Eski Bir Yol Hikayesi

En iyilerimiz öldüler...

Kalanlar, daha ağır bir cezaya; düşenlerin anısını ömür boyu sırtlarında taşımaya ve küçük hayat gailesiyle uğraşmaya mahkûm edildiler.

Kimimiz yükümüzü, ölenlerin yıldızlı serüvenlerini küçük canlandırmalarla hafifletmeye çalıştık. Unutulmasınlar diye, fotoğraf albümleri çıkardık. Türküler söyledik Hiç durmadan onlardan, eski günlerden söz ettik. Nafile! Yük çok ağırdı. Ölenler öldükleriyle kalmamışlardı. Geride bıraktıkları anılarıyla her gece ziyaret ettiler kabuslarımızı. İğneli bir yataktan başka bir anlamı kalmayan hayata döndük yüzümüzü. Evdi, çocuktu, istikbaldi, paraydı, arabaydı derken, gidip gidip tosladık o malum sona.
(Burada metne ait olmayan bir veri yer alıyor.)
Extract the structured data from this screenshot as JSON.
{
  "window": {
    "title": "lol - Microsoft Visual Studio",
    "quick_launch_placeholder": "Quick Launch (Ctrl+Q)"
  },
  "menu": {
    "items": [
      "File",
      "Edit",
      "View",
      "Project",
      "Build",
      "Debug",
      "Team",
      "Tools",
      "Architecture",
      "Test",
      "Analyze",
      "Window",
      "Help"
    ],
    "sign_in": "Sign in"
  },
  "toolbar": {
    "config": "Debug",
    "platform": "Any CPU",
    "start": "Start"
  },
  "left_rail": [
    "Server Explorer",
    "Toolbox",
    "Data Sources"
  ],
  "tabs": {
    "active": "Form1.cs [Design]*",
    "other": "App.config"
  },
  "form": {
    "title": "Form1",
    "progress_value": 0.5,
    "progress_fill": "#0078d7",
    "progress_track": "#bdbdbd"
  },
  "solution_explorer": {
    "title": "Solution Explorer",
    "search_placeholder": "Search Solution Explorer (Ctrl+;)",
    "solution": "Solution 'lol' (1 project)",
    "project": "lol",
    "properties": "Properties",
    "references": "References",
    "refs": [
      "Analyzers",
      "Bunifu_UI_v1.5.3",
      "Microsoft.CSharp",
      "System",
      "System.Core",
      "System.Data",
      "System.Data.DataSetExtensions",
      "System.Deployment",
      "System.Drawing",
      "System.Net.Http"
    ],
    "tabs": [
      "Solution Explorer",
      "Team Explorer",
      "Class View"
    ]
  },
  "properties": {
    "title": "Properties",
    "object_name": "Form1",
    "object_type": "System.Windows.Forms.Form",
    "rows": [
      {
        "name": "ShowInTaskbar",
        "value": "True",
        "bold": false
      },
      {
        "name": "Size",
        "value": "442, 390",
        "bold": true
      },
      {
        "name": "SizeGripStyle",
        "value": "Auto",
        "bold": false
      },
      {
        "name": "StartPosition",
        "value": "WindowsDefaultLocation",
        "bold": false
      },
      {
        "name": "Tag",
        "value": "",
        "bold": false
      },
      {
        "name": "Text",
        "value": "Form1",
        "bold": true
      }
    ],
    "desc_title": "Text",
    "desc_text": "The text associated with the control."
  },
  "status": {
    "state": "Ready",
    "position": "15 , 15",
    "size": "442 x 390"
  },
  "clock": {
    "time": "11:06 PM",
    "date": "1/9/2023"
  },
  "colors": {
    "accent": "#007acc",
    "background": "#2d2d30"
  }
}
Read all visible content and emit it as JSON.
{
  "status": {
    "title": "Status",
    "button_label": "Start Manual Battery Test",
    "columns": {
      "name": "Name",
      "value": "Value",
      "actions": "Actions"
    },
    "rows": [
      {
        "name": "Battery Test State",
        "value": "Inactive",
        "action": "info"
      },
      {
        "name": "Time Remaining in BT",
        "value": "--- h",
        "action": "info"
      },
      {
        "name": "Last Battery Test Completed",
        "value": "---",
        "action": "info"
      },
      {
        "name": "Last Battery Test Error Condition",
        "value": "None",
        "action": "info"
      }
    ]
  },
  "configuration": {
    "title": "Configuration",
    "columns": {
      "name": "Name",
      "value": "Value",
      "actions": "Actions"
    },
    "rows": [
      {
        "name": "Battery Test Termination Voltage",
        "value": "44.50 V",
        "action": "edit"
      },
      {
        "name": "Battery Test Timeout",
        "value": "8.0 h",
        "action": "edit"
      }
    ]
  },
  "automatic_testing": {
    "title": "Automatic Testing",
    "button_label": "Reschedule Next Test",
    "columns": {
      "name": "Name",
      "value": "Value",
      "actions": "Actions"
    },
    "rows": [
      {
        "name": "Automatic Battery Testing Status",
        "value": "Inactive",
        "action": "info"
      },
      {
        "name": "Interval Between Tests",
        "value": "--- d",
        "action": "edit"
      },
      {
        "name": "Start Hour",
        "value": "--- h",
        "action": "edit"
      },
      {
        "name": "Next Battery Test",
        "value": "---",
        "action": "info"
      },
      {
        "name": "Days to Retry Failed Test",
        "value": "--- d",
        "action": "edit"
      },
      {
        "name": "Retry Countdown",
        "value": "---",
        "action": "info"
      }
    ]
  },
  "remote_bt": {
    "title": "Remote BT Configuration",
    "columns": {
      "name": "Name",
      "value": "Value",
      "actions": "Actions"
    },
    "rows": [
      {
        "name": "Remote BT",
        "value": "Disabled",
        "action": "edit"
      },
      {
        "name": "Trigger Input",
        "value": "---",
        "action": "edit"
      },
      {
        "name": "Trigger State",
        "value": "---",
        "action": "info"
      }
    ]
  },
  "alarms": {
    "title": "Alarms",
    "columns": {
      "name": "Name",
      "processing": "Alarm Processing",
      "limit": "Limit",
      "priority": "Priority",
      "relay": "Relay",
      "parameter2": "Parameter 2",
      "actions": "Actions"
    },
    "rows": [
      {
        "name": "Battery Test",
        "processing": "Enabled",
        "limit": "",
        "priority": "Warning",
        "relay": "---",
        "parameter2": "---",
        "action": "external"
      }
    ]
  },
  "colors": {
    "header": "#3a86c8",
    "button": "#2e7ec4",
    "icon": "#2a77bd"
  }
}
Ölüler ne kadar şanslıydı ve ne kadar inatçıydı.

...

Hep beraber bir yola çıkmıştık. Yıldızlara uzanacaktık. Bize mutlak bir gelecek vaad edilmemişti, çünkü hep birlikte yaratacaktık. Yaratamadık. Ama geçmişimizin de çalınacağını, büyük ve ağır bir suç ortaklığıyla yaşadıklarımızın da derin ve sonsuz bir boşluğa savrulacağını söylememişlerdi. Gelecek umudu yok edilen anıların, ne kadar anlı şanlı olursa olsun, yaşamımızın her anına bir karabasan gibi çökeceğini söylememişlerdi. En kötüsü, evet en kötüsü, birlikte omuzladığımız, kuşlar kadar neşeli ve hafif bir ütopyanın yenilmiş hayalinin ağırlığını, herkesin tek başına taşımak zorunda kalacağını ima bile etmemişlerdi.

Günahı birilerine atmak en kolayı. Ama doğal olarak, herkes yolun tamamını görecek bir yerde durmuyordu. Tepelerde, yüksek rakımlarda duran birileri vardı ve orada durdukları için gittiğimiz yönü onlar tarif ediyorlardı. Kalbimizin tüm açıklığıyla onlara inandık. Bütün rüyalarımızı, gençliğimizi bir heybeye koyup sırtlandık Ateşli yollardan geçtik, zirvesiz dağlara tırmandık, deli ırmaklarda kürek salladık. Tökezledik, yorulduk, öldük, öldürdük, ama geri dönmedik. “Varılacak yere kan içinde varılacaktı”.

Kimi dönemeçler çıktı önümüze. Hangi tarafa ve nasıl gitmeliydik? Şüphe etmeden yüksek rakımdakilerden bekledik rotamızı, geldi de. Kaygısız devam ettik yola. Sonra bir sonbahar sabahı, her yanımız yemyeşil kesildi. Yeşil gözümüzü alıyor, suyumuzu, azığımızı tüketiyordu. Ne yapmalıydık? Yine bekledik. Bekledik. Nasılsa onlar bilirlerdi, bize söylerlerdi gideceğimiz yönü. Kimse gelmedi. Haberciler, “Herkes başının çaresine baksın, yıldız kaydı,” dediler. Düştük. O kadar körlemesine ve yakın yürüyorduk ki, hep birlikte meteorların altında kaldık.

Çok azımız kaçıp kurtuldu. Kalanları bir bir topladılar. Bir at ahırında tutsak ettiler. Dövdüler, çok dövdüler. Bir an bile ah etmedik. Ne de olsa hep birlikteydik. Geleceğimiz, rüyalarımız kesintiye uğramıştı ama heybemizde kocaman bir destan vardı. Anılarımıza sığındık. Ama anılar ne kadar giderebilir susuzluğunu, 20’li yaşlardaki delikanlıların? Çekingen, sorular sormaya başladık: Yıldıza ne olmuştu? Tepelerde oturanlar, oraya nasıl çıkmışlar ve neden yolun üstündeki engelleri görememişlerdi? Bundan sonra destanımızı kimler dağıtacaktı? Sustular. “Şimdi zamanı değil”di. “Bunları konuşmanın da zamanı gelecek”ti. “Önce yaralarımızı sarmalı”ydık. Birkaç yıl daha sustuk. Ahırların seyisleriyle boğuştuk. Çok sopa yedik. Ah etmedik.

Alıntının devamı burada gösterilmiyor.